16. Porquanto inexistiam indícios sérios por parte do douto Tribunal a quo de que se trataria de um expediente meramente dilatório para adiar a diligência, tanto mais que tal referência nem tão-pouco consta da decisão.

17. Termos em que mal andou o douto Tribunal a quo, na decisão final proferida, pelo que desde já se requer a procedência por provado do presente recurso e a revogação da decisão ora em crise, tudo em estrita conformidade com a tão douta e costumada JUSTIÇA! »

11. Contra-alegou a autora (fls. 98/100 do processo físico) pugnando pela improcedência do recurso e pela manutenção do julgado.

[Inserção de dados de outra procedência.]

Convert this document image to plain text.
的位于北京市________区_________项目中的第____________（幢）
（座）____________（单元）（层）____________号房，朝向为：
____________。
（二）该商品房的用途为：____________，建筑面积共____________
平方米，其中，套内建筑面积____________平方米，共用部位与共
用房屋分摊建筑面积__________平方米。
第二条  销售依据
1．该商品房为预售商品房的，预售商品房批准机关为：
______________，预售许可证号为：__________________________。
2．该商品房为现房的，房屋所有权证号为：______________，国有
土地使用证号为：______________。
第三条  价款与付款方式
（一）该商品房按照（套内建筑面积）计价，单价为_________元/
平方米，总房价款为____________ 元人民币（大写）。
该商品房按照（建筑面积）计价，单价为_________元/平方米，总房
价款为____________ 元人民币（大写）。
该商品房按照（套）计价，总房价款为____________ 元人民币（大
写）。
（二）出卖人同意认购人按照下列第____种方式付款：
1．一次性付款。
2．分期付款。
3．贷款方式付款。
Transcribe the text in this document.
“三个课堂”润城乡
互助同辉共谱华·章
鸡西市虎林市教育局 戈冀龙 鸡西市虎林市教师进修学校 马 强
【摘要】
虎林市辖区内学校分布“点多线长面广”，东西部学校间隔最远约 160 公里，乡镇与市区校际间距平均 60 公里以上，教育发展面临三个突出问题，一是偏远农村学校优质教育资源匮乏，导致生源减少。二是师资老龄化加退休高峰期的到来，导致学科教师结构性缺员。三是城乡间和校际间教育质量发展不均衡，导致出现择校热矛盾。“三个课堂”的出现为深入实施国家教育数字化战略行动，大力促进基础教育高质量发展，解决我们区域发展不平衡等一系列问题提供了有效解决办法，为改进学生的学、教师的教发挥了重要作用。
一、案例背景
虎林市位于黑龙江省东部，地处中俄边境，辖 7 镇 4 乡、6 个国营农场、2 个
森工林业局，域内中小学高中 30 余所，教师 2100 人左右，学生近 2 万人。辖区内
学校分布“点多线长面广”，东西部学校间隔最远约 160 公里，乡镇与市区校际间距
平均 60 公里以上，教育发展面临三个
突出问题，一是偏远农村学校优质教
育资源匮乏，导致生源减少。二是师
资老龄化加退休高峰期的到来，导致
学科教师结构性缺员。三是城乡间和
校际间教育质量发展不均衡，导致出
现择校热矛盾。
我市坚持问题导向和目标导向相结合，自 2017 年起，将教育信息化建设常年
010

12. Cumpre-nos, agora, apreciar e decidir.

II- Fundamentação
A) De Facto.

Na sentença foram dados, pelo tribunal da 1ª. instância, como provados os seguintes factos:

A) A Autora dedica-se à actividade de mediação imobiliária, estando para tal habilitada com a licença nº ... – AMI, do INCI – Instituto da Construção e do Imobiliário;

B) No âmbito daquela actividade, no dia 20/9/2016 a Autora e Ré acordaram nos termos do Contrato de Mediação Imobiliária nº..., junto a fls.55, que se dá por reproduzido;

C) Nos termos da cláusula 2ª do referido contrato a Autora obrigava-se a diligenciar no sentido de encontrar interessado na venda do imóvel com as seguintes características – fracção autónoma sita na Rua ...;

D) O negócio seria realizado pelo preço de €117.500 (clausula 2ª);

E) Nos termos da cláusula 4ª do contrato referido em B) as partes acordaram que “o segundo contraente (ora Ré) contrata a mediadora em regime de exclusividade”;

F) Pela prestação dos serviços descritos em C), a Ré obrigou-se a pagar à Autora a título de remuneração a quantia de 5% sobre o preço pelo qual o negócio é efectivamente concretizado, não sendo inferior a €5.000 (cinco mil euros) acrescido de IVA à taxa legal em vigor à data da outorga do contrato definitivo (clausula 5ª);

G) O contrato foi celebrado pelo prazo de seis meses, contados a partir da data da sua celebração, renovando-se automaticamente por iguais e sucessivos períodos, caso não fosse denunciado por nenhuma das partes (clausula 8ª);

H) Em 18/10/2016 a Autora e Ré acordaram no aditamento ao contrato referido em C), alterando o preço fixado para €115.000;

I) Após a celebração do referido contrato a Autora promoveu a venda do imóvel aí referido através de publicidade inserida na Internet, na montra do local de atendimento e através de contacto com potenciais clientes;

J) Na sequência de tais esforços a Autora conseguiu angariar pessoa interessada na aquisição do imóvel, A..., que aceitou adquirir o imóvel pelo preço de €105.000;

K) Nessa sequência a Autora entrou em contacto com a Ré a quem transmitiu a proposta de compra pelo indicado preço;

L) A Ré aceitou a proposta por email enviado a 15/2/2017;

M) Pelo que a Autora solicitou à proponente que formalizasse a proposta por escrito no dia 17/2/2017, na qual se comprometeu a adquiri a fracção pelo preço de €105.000, a pagar a título de sinal e princípio de pagamento a quantia de €5.000 na data da assinatura do contrato promessa e a outorgar o contrato definitivo no prazo máximo de 90 dias;

N) A Autora remeteu à Ré uma carta datada de 14/2/2017 a denunciar o contrato com efeitos a 20 de Março de 2017;

O) Contactada pela Autora a Ré referiu que havia denunciado porquanto queria deixar de ter regime de exclusividade no final do contrato, mantendo a aceitação da proposta que foi efectuada;

P) Por email de 21/2/2017 a Ré, invocando falta de confiança profissional na Autora reiterou a denuncia do contrato feita por carta de 14/2/2017, recusando-se a celebrar a venda da fracção objecto do contrato;

Q) E exigiu a devolução das chaves do imóvel;

R) A Autora em 1/3/2017 enviou carta registada com aviso de recepção a solicitar o pagamento da comissão acordada, a qual foi devolvida;

S) No dia 10/3/2017 a Autora remeteu carta registada com aviso de receção à Ré, para a sua morada fiscal, e no dia 16/3/2017 remeteu nova carta para a morada constante do contrato de mediação e para a morada fiscal;

Factos não provados (dados pelo mesmo tribunal)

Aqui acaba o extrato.